Recently I wrote a post celebrating independent publishers, something I’d long wanted to do. Now I want to take the next step — start a regular feature highlighting books from these publishers. So today is post #1.

John Cage, a remarkable avant-garde composer (perhaps best known for the work 4’33” which is performed as total silence), collaborated with textile artist Lois Long in the 1980s to create Mud Book: How to Make Pies and Cakes. Happily for us Princeton Architectural Press has brought back this delightful and charming little book. (It will be out this coming Tuesday.) As they describe it, this delightful object is: “Part artist’s book, part cookbook, and part children’s book, Mud Book is a spirited, if not satirical, take on almost every child’s first attempt at cooking and making. Through the humble mud pie add dirt and water!”  It is adorable and perfect for little ones who want to explore the world of making food (real or play).

A goat on the roof a New York city apartment building? That is indeed the case in Anne Fleming’s The Goat from Groundwood Press. The lives of a diverse group of apartment dwellers become entwined in this short, but rich story. Using a third person omniscient narration, Fleming moves readers from one character to the next — goat included. It may sound fantastical, but is done so convincingly that I’m ready to go look and see if there is a goat on my building’s roof!

I have Debbie Reese to thank for drawing my attention to David A. Robertson and Julie Flett’s When We Were Alone published by Portage and Main Press. Done simply, but with devastating clearness this is the story of a woman telling her granddaughter of her time in one of the boarding schools to which Canadian First Nation children were taken. She tells of the brutal methods used to strip them of their own cultures and how they managed to quietly, but firmly resist this. The lovely illustrations further the powerful emotional clout of this important book.

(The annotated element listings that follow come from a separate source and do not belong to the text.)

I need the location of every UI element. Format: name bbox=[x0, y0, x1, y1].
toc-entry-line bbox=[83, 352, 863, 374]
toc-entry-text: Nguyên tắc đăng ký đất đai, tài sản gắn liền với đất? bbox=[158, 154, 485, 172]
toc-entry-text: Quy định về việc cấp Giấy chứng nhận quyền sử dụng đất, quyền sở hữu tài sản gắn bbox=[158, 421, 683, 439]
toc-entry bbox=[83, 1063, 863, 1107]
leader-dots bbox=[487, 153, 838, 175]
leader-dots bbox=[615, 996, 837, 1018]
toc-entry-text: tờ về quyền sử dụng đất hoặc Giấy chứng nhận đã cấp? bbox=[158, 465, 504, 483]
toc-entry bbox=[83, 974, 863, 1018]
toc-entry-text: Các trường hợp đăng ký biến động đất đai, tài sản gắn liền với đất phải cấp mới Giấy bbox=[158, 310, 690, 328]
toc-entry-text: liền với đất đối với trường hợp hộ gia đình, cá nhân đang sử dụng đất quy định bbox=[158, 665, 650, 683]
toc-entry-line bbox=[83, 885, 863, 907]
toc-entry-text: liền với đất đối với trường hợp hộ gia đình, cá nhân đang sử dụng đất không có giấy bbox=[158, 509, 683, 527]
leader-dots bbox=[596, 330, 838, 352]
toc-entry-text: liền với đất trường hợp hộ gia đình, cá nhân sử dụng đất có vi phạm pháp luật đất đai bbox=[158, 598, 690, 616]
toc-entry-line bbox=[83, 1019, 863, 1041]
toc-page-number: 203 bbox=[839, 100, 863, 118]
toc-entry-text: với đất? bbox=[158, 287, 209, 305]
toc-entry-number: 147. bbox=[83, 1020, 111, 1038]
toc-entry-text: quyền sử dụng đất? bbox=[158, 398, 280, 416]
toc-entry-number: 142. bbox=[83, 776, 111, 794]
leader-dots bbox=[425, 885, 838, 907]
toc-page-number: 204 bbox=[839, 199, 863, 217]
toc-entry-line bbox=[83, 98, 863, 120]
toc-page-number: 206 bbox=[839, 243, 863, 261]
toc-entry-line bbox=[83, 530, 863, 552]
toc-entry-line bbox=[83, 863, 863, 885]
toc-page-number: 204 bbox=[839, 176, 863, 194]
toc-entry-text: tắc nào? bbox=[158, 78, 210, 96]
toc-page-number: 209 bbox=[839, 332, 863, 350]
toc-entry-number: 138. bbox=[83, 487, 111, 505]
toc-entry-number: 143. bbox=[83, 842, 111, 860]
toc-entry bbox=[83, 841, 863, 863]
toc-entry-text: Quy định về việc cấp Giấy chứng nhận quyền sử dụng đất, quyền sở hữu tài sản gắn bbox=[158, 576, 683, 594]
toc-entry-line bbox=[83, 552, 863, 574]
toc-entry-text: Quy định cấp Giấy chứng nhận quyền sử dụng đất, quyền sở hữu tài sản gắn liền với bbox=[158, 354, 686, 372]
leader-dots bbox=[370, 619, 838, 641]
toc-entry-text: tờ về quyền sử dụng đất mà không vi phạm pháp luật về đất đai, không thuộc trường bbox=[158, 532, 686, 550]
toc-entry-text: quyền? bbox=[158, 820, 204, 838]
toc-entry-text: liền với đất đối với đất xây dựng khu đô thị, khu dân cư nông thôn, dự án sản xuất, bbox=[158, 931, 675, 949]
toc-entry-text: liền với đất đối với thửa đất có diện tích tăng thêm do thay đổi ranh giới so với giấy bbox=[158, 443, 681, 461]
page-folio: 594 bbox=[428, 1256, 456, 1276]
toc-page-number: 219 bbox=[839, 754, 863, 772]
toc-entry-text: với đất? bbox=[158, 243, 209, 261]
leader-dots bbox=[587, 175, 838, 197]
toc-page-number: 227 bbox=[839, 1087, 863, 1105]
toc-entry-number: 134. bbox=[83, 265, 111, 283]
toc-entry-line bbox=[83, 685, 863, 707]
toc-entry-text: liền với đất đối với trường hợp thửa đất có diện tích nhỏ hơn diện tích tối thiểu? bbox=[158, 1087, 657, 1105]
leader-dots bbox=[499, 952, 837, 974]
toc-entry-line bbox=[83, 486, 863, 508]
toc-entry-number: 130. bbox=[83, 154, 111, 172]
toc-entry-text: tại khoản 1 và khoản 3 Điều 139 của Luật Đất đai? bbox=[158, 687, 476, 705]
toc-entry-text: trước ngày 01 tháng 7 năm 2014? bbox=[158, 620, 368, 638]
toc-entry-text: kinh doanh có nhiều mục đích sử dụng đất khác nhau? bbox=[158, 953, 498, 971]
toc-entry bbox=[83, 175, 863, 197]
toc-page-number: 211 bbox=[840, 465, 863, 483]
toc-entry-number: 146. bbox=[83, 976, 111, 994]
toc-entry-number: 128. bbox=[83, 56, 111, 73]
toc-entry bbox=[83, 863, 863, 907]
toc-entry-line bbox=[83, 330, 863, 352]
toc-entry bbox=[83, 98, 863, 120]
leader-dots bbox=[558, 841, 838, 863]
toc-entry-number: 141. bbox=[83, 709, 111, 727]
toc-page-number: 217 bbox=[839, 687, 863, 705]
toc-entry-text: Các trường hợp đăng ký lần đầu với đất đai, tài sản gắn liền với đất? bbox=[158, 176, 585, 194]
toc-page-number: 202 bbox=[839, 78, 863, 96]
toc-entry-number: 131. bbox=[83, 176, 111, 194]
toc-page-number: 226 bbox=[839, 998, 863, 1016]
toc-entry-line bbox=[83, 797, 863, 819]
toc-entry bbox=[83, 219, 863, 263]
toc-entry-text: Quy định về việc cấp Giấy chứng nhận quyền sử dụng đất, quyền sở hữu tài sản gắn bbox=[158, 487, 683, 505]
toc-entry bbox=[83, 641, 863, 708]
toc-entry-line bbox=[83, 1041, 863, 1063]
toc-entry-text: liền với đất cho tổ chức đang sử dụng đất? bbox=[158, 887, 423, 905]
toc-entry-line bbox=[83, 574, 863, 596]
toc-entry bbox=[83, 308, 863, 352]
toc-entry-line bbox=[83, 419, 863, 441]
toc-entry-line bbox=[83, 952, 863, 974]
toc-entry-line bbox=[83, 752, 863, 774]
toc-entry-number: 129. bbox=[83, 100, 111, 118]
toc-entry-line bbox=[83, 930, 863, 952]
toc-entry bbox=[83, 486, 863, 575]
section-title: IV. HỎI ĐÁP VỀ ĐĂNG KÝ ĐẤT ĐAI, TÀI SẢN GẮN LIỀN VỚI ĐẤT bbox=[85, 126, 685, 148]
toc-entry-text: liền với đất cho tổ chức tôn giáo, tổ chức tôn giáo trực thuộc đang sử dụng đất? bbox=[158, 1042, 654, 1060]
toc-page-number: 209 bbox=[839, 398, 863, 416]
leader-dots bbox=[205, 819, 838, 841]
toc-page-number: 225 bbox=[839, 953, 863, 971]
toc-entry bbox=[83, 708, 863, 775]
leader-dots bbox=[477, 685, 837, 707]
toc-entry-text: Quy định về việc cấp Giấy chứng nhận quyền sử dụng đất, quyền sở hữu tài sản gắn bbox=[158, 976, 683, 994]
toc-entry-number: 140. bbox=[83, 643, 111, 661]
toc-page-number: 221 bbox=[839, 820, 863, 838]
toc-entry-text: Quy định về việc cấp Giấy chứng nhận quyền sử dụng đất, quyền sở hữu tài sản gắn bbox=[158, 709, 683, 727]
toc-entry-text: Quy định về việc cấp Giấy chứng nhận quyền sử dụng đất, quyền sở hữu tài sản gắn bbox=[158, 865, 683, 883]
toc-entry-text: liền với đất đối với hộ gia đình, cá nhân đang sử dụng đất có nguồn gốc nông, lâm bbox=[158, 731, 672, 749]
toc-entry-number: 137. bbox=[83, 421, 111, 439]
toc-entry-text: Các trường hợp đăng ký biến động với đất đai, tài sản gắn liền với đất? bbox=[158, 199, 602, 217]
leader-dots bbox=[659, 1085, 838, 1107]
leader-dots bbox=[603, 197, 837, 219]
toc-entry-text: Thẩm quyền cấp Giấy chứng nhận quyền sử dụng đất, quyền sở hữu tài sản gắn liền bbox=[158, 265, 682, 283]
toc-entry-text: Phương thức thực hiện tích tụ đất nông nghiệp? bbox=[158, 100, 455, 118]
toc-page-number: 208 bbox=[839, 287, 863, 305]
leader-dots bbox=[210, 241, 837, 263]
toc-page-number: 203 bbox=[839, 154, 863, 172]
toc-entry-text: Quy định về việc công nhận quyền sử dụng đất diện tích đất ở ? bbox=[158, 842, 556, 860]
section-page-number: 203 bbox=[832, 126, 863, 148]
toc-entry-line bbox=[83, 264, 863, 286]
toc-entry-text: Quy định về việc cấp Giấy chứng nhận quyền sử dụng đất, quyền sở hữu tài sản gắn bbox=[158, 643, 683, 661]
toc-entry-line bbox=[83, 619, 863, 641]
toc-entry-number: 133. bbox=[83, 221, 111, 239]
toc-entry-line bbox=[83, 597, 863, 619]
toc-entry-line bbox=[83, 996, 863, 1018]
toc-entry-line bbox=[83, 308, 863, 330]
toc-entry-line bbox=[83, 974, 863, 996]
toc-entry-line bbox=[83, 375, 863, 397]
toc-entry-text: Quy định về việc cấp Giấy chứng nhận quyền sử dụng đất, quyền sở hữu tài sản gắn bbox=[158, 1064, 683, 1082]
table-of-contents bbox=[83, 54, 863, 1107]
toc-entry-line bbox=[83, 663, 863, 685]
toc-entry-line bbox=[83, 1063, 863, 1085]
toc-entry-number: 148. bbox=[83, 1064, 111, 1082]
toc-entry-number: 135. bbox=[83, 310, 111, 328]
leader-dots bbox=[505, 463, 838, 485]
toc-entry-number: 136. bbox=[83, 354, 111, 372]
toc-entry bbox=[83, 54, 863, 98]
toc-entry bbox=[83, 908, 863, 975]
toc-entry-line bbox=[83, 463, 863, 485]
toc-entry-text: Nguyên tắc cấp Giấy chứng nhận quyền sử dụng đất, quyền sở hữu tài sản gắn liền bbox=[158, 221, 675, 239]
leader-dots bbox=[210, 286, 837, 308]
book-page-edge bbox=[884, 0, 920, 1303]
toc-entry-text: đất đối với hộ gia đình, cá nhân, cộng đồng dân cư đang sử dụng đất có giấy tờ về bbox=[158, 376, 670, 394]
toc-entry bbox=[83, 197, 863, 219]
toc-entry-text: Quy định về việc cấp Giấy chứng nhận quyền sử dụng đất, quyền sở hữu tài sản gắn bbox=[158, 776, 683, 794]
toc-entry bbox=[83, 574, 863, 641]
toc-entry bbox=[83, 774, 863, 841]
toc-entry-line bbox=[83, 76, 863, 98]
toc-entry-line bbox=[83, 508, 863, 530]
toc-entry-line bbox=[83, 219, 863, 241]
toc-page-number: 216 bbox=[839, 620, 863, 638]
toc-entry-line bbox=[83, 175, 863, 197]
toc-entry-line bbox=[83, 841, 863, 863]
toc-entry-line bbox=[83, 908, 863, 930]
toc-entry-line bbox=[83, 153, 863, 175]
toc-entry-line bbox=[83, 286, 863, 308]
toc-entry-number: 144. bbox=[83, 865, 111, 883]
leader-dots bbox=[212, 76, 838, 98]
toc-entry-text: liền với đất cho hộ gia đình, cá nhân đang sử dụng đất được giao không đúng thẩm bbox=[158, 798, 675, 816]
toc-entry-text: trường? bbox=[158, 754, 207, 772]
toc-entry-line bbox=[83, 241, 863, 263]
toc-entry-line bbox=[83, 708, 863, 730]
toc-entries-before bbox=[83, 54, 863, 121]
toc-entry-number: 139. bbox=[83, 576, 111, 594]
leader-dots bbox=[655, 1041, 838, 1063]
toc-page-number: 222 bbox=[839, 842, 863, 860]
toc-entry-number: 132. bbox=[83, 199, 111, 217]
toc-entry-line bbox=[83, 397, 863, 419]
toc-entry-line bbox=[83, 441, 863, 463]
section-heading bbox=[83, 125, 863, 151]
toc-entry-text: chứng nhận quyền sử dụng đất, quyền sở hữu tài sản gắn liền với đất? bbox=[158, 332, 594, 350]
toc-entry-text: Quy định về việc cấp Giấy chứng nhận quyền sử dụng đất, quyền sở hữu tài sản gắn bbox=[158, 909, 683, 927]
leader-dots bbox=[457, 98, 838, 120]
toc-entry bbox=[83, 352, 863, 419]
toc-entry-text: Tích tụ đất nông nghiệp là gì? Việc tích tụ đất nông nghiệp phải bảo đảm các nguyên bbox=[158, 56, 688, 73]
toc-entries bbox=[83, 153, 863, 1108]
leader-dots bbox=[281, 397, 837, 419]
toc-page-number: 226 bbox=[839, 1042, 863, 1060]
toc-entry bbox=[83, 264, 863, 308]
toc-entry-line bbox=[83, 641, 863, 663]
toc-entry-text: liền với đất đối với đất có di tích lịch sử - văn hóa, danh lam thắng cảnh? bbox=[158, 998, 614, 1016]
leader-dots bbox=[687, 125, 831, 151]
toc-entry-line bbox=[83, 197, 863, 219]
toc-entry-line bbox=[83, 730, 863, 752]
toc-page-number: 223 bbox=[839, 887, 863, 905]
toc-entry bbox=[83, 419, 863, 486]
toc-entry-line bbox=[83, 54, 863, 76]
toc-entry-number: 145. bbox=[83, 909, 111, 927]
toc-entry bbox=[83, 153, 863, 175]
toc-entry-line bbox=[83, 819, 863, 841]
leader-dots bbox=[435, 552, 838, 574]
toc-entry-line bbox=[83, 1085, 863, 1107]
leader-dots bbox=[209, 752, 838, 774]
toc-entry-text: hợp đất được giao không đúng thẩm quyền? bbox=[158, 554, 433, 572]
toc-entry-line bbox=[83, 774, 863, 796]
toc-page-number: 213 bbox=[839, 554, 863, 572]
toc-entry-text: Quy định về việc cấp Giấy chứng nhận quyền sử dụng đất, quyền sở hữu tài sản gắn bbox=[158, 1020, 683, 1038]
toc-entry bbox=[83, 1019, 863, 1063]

This last book is a bit of a tease as it won’t be available to October, but I wanted to put it on your radar nonetheless. It is Rosalie K. Fry’s Secret of the Ron Mor Skerry,  a reissue coming from the New York Review Children’s Collection. It is the spare and lovely story of Fiona McConville, a feisty ten-year-old who is sent to live with her Scottish grandparents on a wild and remote coastal area. The natural world, folklore, and family all come together in this gentle yet wondrous story that was the inspiration for the 1994 movie The Secret of Roan Inish (which I’m thrilled to see is available to stream as it is a wonderful family movie).